Nature doesn't come with names, it comes with beings and places. And both of them change over time, like any piece of land does, like any being grows old and evolves over time. Sometimes a name can be a key that unlocks the true nature of a being. However, that is rare and much more often names are man-made placeholders that need filling through actual experience. In these cases names easily turn into doors that lock away contact to the actually thing designated by them - because we trick ourselves and think by knowing their names we would already know their nature. 

Strip away all man-made labels and the world turns raw and beautiful and untouched again. Without names everything needs to be seen, tasted, breathed and sensed again for the first time. Once the mental glass screen of names is shattered, we are free to engage with real life again. Life turns into an adventure of exploring this other 'you’. — Names are a dangerous invention. They hold the power to estrange us from direct encounters - and replace sensing with recalling, or even worse: imagining... See how this works? Well, let's imagine all the people around you had lost their names. Imagine they simply were who they are without any mental markers. How would you describe them now? How would you recall them now? How would you think about them differently? Just by taking away their names, we would be forced to pay attention to the beings behind their placeholders.

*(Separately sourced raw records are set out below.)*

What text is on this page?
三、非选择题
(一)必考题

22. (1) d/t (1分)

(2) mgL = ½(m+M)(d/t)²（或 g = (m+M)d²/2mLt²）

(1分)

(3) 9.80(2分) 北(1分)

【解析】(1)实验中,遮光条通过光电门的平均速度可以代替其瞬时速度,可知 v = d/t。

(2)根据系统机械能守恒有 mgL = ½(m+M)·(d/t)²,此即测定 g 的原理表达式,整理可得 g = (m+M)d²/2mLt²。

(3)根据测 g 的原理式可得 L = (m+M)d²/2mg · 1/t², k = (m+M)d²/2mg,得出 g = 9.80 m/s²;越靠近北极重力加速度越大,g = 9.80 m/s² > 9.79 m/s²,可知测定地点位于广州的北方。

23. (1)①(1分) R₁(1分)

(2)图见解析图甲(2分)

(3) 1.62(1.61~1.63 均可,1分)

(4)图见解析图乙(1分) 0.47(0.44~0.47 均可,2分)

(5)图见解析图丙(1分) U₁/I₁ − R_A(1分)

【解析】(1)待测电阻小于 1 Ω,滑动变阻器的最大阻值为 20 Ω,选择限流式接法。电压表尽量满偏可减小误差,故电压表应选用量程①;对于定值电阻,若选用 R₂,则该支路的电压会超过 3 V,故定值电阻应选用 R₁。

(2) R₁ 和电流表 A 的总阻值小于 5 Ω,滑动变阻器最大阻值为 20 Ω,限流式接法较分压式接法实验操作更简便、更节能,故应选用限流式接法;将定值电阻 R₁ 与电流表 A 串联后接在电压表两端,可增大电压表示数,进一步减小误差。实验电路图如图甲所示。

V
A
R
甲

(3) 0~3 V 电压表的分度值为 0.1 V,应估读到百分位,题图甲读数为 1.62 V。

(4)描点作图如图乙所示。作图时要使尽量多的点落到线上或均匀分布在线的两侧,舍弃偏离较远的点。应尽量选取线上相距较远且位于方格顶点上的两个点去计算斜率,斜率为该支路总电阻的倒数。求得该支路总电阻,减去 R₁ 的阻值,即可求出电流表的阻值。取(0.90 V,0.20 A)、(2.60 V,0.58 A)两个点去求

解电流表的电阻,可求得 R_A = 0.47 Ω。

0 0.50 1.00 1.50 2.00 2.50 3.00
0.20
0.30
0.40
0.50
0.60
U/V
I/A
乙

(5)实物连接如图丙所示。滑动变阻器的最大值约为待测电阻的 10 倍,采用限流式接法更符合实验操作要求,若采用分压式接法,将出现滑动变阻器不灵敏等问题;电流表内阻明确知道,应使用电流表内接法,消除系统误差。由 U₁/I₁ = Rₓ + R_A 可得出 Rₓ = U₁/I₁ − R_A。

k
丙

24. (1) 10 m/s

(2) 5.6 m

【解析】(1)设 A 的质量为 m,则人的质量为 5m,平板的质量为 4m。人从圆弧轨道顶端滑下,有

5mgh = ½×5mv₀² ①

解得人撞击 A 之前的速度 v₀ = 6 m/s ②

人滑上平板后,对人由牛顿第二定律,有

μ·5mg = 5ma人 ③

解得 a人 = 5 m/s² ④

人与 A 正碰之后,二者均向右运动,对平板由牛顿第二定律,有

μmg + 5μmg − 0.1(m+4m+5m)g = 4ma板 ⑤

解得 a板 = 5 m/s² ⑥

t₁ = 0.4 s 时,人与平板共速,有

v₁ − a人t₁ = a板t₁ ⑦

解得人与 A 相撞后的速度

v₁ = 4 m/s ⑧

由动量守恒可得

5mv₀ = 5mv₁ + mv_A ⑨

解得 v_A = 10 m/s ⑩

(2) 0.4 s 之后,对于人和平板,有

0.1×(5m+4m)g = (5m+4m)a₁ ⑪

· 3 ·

Now think of the Abyss as an actual place. And think of it as a place that doesn't hold a name. What would you still know about it? What about it would you know from your own sensing, your own experience rather than imagining? Do you know how this place tastes or smells or even looks like? Do its colours change when dusk falls and dawn breaks? Is there even such thing as dusk and dawn in this place? — It is comfortable to build a tradition on names. Especially when you deal with such things as spiritual worlds, their living beings and places. What a convenient thing to navigate the map, rather than the territory. One doesn't even need to leave their study.

As human beings we hold incredible power. Just as we can decide to remember names, we can decide to let go of them. Through a simple decision we can change the world - and decide to life in a reality that is unbound by names. We can turn our own senses into the most powerful tools on earth again: they allow us to be engaged in constant discovery; real discoveries rather than imagined ones. We can decide to map out the entire world anew again, one day at a time, just by letting go of categories and labels that long have outlived the reality behind their doors... When we embark on a magical path such attitude is critical to develop any genuine credibility or craft.

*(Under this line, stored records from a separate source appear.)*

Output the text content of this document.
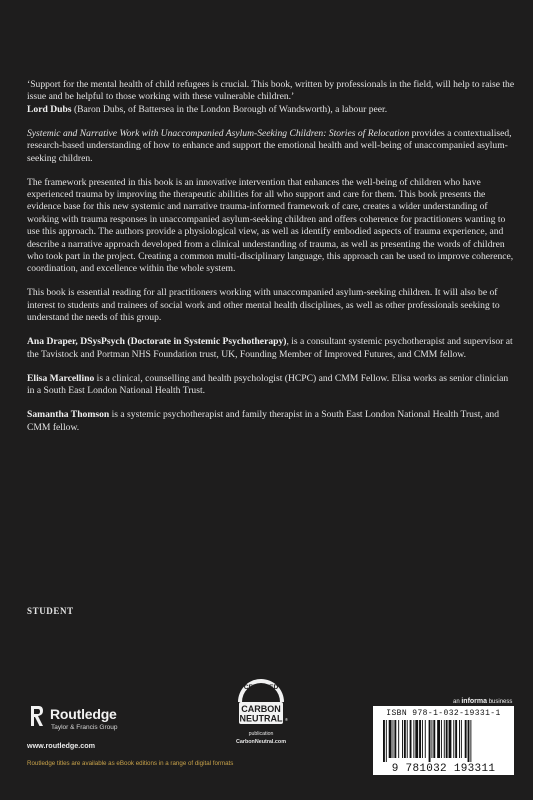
‘Support for the mental health of child refugees is crucial. This book, written by professionals in the field, will help to raise the issue and be helpful to those working with these vulnerable children.’
Lord Dubs (Baron Dubs, of Battersea in the London Borough of Wandsworth), a labour peer.

Systemic and Narrative Work with Unaccompanied Asylum-Seeking Children: Stories of Relocation provides a contextualised, research-based understanding of how to enhance and support the emotional health and well-being of unaccompanied asylum-seeking children.

The framework presented in this book is an innovative intervention that enhances the well-being of children who have experienced trauma by improving the therapeutic abilities for all who support and care for them. This book presents the evidence base for this new systemic and narrative trauma-informed framework of care, creates a wider understanding of working with trauma responses in unaccompanied asylum-seeking children and offers coherence for practitioners wanting to use this approach. The authors provide a physiological view, as well as identify embodied aspects of trauma experience, and describe a narrative approach developed from a clinical understanding of trauma, as well as presenting the words of children who took part in the project. Creating a common multi-disciplinary language, this approach can be used to improve coherence, coordination, and excellence within the whole system.

This book is essential reading for all practitioners working with unaccompanied asylum-seeking children. It will also be of interest to students and trainees of social work and other mental health disciplines, as well as other professionals seeking to understand the needs of this group.

Ana Draper, DSysPsych (Doctorate in Systemic Psychotherapy), is a consultant systemic psychotherapist and supervisor at the Tavistock and Portman NHS Foundation trust, UK, Founding Member of Improved Futures, and CMM fellow.

Elisa Marcellino is a clinical, counselling and health psychologist (HCPC) and CMM Fellow. Elisa works as senior clinician in a South East London National Health Trust.

Samantha Thomson is a systemic psychotherapist and family therapist in a South East London National Health Trust, and CMM fellow.

STUDENT
Routledge
Taylor & Francis Group
www.routledge.com
Routledge titles are available as eBook editions in a range of digital formats
CERTIFIED
CARBON
NEUTRAL ®
publication
CarbonNeutral.com
an informa business
ISBN 978-1-032-19331-1
9 781032 193311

See, general theories about the nature of the being Choronzon are completely meaningless. By following them you are just led further away from what needs exploring. All they do is to put another label on top of an existing one - and thus seal away the actual experience even further. — I’d like to hope that for Crowley Choronzon wasn’t a label - but a living seal that expressed and summarised his personal experiences in the Abyss. It was the ‘you’ that he encountered on his journey into this darkest of places. If we really have to, then I’d encourage all of us to find our own Choronzon, our own ‘you’s as we explore the magical realm. In doing so we might begin with discovering places and only then create our own keys to them. At the end of the day this might make all the difference in the world: wether we begin with actual experience or with names of experiences we are meant to make.  

The recent article on Crossing the Abyss I wrote with such attitude in mind. I wrote it as an attempt of using my own senses to describe this nameless place or entity - and how we might experience it from within, rather than how to label it from the outside. What I tried to convey is what it is like to be in the Abyss, to cross it and return from it - at least for me - rather than speculating about what the Abyss itself might be. I hope this article can help to put some more genuine life into a term that has become quite bloodless over recent centuries. A scary and painful life that is; a life that will tear at us and bring us close to death. A life that requires us to pass through it, should we choose to, and discover our own secret name for it.